The EMA–PRAC also relied on two other non-peer-reviewed sources of information. The first is Rational Fluid Therapy in Germany (RaFTinG), an industry-sponsored clinical registry of fluid use in intensive care [12]. The second source is the Basel Starch Evaluation in Sepsis (BaSES) study, which was a single-centre, randomised, double-blind comparison of either HES or saline treatment alternating with Ringer’s lactate in 241 patients with sepsis [13]. Data from this trial are still unpublished, but data on the 1-year mortality and use of renal replacement therapy (RRT) in BaSES were made available for a recent meta-analysis [5], demonstrating overall an increased risk of RRT in patients receiving HES.

Is the second EMA–PRAC decision in the best interest of patients?

The issue of HES is not a trivial matter given that it is likely that around six million patients receive HES-based fluids every year worldwide. If the estimates from meta-analyses are correct (risk ratio [RR] for death 1.09, RR for renal failure 1.27 [7]), the potential for harm is considerable, especially in the context of severe haemorrhage given the evidence for HES coagulopathy [14, 15] and the increased risk of bleeding or transfusion in patients undergoing major surgery [1619], blunt trauma [20] and critical illness [2, 6, 21]. Concerns that banning HES will result in increased use of other potentially harmful fluids, such as gelatins, may be allayed by the evidence in vulnerable populations that HES is inferior to both 0.9 % saline and Ringer’s acetate [4, 6]; these crystalloid fluids may therefore be used with confidence. We and many colleagues in Europe and worldwide have serious concerns that the continued use of HES, even if severely restricted, will harm patients. We have expressed these concerns in an Open Letter to the EMA [22, 23].

Could there be a place for HES in the future?

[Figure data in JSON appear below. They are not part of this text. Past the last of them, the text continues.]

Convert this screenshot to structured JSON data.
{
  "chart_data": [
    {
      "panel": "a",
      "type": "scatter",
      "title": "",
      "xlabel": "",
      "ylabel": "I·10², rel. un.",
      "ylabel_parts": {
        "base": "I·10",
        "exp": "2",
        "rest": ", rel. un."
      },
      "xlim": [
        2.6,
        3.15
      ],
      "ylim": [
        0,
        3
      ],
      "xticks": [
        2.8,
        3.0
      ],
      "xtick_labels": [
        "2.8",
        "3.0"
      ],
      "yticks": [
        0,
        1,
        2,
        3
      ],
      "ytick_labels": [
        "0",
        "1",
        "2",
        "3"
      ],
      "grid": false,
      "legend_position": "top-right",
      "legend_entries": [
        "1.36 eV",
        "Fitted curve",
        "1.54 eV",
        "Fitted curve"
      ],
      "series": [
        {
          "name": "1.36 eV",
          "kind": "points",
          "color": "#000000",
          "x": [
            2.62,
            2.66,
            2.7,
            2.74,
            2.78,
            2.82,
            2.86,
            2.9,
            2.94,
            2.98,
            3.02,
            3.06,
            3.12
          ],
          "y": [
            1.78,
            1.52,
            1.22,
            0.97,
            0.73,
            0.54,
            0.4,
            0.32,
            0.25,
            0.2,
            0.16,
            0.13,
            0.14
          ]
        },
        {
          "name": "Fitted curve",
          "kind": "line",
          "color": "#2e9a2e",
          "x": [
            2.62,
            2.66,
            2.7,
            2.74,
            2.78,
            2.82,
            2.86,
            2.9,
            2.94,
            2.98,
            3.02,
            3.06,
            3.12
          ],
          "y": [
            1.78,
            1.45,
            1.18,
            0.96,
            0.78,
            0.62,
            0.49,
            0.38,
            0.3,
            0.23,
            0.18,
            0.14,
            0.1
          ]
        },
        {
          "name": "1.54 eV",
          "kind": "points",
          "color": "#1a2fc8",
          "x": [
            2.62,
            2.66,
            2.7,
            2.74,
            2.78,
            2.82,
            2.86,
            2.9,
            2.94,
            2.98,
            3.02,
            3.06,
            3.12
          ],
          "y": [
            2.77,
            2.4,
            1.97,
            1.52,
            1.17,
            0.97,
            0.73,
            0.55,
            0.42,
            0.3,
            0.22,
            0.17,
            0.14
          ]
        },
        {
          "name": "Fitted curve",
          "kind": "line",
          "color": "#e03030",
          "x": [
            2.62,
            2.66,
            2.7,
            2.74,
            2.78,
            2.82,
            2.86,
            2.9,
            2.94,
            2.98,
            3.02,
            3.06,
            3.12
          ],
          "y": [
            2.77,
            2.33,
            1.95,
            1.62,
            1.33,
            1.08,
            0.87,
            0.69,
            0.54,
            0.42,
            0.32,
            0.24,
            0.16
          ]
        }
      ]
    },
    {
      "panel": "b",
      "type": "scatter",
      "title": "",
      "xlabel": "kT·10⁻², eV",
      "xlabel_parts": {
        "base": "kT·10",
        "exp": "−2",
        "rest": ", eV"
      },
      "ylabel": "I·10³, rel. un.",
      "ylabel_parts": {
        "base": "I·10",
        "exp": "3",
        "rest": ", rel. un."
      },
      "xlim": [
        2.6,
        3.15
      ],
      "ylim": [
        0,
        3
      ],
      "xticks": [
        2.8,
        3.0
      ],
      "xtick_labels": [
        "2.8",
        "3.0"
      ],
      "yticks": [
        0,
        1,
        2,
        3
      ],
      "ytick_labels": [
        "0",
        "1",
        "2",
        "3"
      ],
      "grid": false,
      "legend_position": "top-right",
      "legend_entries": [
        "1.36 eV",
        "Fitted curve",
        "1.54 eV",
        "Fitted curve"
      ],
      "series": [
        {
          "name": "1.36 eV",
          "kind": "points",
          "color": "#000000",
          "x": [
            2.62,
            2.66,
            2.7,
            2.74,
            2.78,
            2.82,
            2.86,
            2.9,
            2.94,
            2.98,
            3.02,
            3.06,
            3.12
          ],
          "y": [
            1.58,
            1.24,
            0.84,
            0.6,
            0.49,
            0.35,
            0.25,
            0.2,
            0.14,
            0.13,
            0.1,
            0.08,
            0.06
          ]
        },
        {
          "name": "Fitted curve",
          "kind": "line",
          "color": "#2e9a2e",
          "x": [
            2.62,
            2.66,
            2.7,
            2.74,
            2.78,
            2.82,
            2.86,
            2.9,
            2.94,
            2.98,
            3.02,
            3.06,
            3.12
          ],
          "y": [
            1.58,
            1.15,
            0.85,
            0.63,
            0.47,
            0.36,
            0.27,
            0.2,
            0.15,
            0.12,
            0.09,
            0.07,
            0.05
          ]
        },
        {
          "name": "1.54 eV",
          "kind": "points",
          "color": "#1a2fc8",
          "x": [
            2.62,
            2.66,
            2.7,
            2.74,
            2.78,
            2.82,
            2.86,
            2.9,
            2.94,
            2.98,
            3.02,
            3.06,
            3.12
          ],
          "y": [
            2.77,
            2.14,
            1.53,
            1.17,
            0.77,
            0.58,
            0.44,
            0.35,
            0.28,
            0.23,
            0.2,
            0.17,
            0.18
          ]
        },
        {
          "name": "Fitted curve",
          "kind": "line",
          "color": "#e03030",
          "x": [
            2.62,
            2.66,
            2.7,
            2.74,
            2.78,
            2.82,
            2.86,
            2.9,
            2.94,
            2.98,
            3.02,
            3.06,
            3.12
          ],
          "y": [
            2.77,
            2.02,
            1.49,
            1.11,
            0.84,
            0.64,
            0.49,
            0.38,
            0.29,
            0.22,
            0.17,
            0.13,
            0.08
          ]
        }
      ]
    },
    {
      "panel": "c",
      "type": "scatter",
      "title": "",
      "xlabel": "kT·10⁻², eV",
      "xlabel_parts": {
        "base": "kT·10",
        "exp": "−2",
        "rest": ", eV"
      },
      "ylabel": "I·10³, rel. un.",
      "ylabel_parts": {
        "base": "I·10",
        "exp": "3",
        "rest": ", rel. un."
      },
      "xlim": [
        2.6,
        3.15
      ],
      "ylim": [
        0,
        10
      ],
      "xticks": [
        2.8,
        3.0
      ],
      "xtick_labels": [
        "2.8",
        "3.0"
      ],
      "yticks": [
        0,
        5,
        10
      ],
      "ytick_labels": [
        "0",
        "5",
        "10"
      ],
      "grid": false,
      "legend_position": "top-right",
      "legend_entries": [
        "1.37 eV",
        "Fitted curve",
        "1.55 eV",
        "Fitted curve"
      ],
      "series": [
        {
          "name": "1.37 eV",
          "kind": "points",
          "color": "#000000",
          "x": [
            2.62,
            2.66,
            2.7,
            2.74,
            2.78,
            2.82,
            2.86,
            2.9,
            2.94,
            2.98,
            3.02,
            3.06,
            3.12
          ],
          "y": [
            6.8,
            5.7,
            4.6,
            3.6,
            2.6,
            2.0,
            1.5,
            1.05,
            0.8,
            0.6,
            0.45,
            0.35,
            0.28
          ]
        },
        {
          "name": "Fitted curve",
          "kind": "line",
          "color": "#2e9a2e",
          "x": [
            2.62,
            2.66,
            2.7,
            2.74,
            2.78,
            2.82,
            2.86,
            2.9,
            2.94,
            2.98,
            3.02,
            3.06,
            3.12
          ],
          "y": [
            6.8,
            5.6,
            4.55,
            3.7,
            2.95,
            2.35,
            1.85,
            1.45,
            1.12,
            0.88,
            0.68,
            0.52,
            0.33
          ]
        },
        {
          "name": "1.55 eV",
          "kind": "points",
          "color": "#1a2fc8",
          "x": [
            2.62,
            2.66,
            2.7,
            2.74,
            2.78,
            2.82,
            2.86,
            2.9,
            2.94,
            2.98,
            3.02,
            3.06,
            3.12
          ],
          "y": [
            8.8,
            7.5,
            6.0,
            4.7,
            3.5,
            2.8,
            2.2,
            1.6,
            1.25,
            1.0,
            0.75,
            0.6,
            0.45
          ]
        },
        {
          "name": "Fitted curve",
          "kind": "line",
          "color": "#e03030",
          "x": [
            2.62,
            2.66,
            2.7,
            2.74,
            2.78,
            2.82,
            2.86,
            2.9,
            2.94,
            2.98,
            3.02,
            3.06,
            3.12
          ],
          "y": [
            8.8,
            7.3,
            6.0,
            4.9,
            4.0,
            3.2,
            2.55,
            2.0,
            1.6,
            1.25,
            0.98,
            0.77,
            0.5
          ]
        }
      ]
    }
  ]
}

The EMA–PRAC has recommended that continued perioperative use of HES should be accompanied by further research and 90-day evaluation of renal outcomes. A proper assessment of HES could only occur within a robust and unbiased clinical trial framework, and the research would have to be carried out by respected independent researchers who have neither links to HES manufacturers nor academic conflicts of interest. Previous industry-sponsored trials conducted at the behest of regulators have failed to address the important clinical questions and have been too small, focused on inappropriate surrogate endpoints and subject to bias, including outcome reporting bias [24, 25]. Conducting trials of HES may prove difficult as patients or their surrogate decision-makers must give fully informed consent, which includes knowledge of the concerns surrounding the safety of HES and that the primary purpose of further study is to rule out harm, rather than to demonstrate benefit. We believe that many human research ethics committees will see such trials as unethical and that few informed patients would wish to participate.

Conclusions

With hindsight it is easy to note that much of the current controversy and past harm to patients could have been avoided if proper outcome trials had been conducted before HES was licenced and before it was made widely available. Information in the public domain suggests that the data on which the second EMA–PRAC determination is based appear to carry a high risk of bias and do not justify continuing to expose patients to the risk of receiving HES. Our personal opinion is that patient safety considerations require that the marketing authorisation for HES be withdrawn.